While in Italy, something about the centuries of great art inspired her, and she struck upon the concept for her line. “It was the essence of the very best in beauty for me, and I was galvanized,” she says. The line consists of sterling silver and 18k gold jewelry and personal accessories, including bracelets, earrings, hair ornaments, rings, necklaces and belts, along with men’s accessories such as cuff links and studs, tie tacks and money clips.
Mary Schubart Ltd., Eight Ketcham Ave., Amityville, NY 11701; (516) 598-0072.
Jewel diplomacy
U.S. Secretary of State Madeleine Albright often uses jewelry to make subtle – but effective – points.
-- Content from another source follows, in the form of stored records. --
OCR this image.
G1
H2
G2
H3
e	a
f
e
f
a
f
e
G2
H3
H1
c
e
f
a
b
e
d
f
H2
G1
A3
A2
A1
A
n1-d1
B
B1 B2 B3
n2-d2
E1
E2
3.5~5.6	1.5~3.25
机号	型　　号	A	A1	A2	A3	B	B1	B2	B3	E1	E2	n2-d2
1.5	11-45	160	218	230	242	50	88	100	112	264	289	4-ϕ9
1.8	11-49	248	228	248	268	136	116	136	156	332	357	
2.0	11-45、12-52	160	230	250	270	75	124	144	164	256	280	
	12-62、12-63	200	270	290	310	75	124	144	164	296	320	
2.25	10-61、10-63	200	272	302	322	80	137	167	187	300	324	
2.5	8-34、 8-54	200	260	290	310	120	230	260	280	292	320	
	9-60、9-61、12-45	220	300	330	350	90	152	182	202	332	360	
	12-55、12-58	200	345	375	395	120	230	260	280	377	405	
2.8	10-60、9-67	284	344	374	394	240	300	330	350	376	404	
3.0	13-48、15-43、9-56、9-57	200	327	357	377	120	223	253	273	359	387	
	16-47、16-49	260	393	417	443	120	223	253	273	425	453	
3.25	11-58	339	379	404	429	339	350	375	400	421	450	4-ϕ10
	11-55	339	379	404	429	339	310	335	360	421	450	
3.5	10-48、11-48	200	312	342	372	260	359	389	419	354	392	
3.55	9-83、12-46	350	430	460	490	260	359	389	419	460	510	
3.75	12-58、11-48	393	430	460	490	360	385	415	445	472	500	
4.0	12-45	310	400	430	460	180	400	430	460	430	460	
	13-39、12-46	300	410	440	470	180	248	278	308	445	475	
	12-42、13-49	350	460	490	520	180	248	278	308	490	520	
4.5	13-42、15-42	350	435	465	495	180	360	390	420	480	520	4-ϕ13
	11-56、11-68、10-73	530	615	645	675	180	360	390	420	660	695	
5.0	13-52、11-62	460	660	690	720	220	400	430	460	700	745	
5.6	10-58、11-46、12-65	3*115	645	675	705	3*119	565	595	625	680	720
A recent article in The New York Times says that when Albright was chief representative at the United Nations, the Iraqi news agency called her a snake. She later wore a snake brooch when she met Iraqi Foreign Minister Tariq Aziz.
Her renowned collection of brooches contains other handy statement-makers. On a recent trip to Russia, The Times says, Albright wore the large eagle brooch she frequently favors, but this time topped it with another brooch in the shape of Uncle Sam’s hat. Russian Foreign Minister Yevgeny M. Primakov reportedly presented her with a Russian bauble to add to her collection.
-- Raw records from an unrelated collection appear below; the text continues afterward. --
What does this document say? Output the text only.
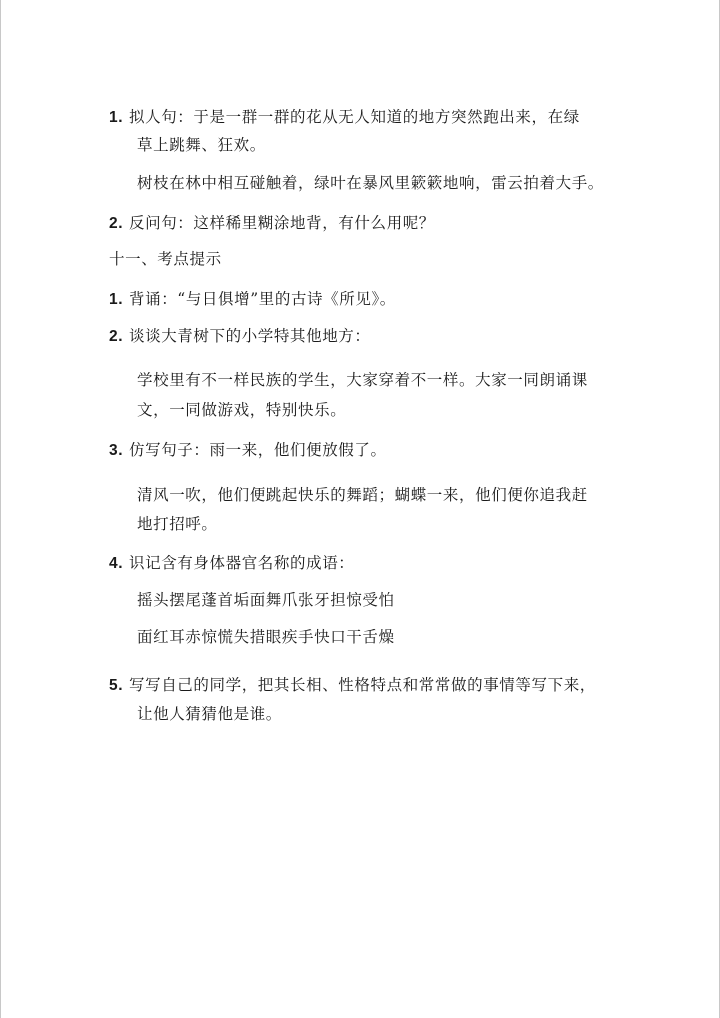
1. 拟人句：于是一群一群的花从无人知道的地方突然跑出来，在绿
草上跳舞、狂欢。
树枝在林中相互碰触着，绿叶在暴风里簌簌地响，雷云拍着大手。
2. 反问句：这样稀里糊涂地背，有什么用呢？
十一、考点提示
1. 背诵：“与日俱增”里的古诗《所见》。
2. 谈谈大青树下的小学特其他地方：
学校里有不一样民族的学生，大家穿着不一样。大家一同朗诵课
文，一同做游戏，特别快乐。
3. 仿写句子：雨一来，他们便放假了。
清风一吹，他们便跳起快乐的舞蹈；蝴蝶一来，他们便你追我赶
地打招呼。
4. 识记含有身体器官名称的成语：
摇头摆尾蓬首垢面舞爪张牙担惊受怕
面红耳赤惊慌失措眼疾手快口干舌燥
5. 写写自己的同学，把其长相、性格特点和常常做的事情等写下来，
让他人猜猜他是谁。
The Times didn’t say whether her collection is faux or fine, but certainly the U.S. jewelry industry can make its case for international recognition here!
JIC scores on Oprah segment
Lynn Ramsey, president of the Jewelry Information Center, recently appeared on “The Oprah Winfrey Show,” in a 30 second moment of fame. Her chance to shine came after a mostly negative segment about the dangers of diamond switching. The appearance was crucial because Ramsey was able to represent the jewelry industry with knowledgeable statements that conveyed a more positive image of jewelers – and she got the final word! With the fleeting memories of TV viewers, last is best!
Style Equals Jewelry
In The Power of Style (Crown Publishers, 1994), authors Annette Tapert and Diana Edkins profile 14 women who embodied a sense of true style in life. Nearly all the women – ranging from the Duchess of Windsor to Babe Paley, C.Z. Guest and Jacqueline Kennedy Onassis – have one thing in common: they loved and collected jewelry.
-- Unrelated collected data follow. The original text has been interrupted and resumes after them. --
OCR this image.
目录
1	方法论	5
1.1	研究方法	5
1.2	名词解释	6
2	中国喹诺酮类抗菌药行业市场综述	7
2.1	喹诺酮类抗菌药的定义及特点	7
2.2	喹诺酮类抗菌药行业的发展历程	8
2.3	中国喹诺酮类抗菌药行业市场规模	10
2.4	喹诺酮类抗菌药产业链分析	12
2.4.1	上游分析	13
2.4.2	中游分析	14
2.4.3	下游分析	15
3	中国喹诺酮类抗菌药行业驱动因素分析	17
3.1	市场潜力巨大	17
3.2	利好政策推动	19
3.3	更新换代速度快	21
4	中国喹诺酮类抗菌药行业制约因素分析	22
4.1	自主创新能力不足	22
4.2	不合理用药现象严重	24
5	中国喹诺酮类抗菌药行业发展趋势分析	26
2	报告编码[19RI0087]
Of particular note, of course, is the profile of the Duchess of Windsor, whose jewelry made auction history in 1988. The $53 million take was the biggest jewelry sale up to that time and was credited with sparking a renewed interest in jewelry.
Another lover of big jewels was Mona, Countess of Bismarck, who made her 1930 Palm Beach social debut wearing a necklace and bracelet encrusted with 129 square sapphires, 144 square emeralds, 762 small round diamonds and 79 pearls. Socialite and groundbreaking interior decorator Elsie de Wolfe was never seen without three strands of pearls – her necklaces were of varying sizes and lengths – but there were always three and always a part of her ensemble.
But perhaps the most interesting was Daisy Fellowes, an American socialite who did a stint as the Paris editor of Harper’s Bazaar from 1933 to 1935. The authors say her collection of jewelry represents some of the most important work designed in the 1920s and 1930s. Fellowes was one of the first to order Jean Schlumberger’s naturalistic diamond leaves, to which she added a fresh flower whenever she wore it. Such originality was innate to Fellowes – it is believed jewelers would stake out her appearance at the opera or theater so they could re-create her jewelry. She was known for commissioning unusual pieces, including diamond bands to hold up her evening gloves and necklaces with emeralds and rubies ground down to look like cheap plastic beads.
Even Slim Keith, the socialite whose restrained WASP-y look was an inspiration for the likes of Calvin Klein and Ralph Lauren, believed in wearing one bold signature jewelry statement. In one photograph, she wears a pile of bangle and link bracelets on her left arm, but is otherwise devoid of jewels.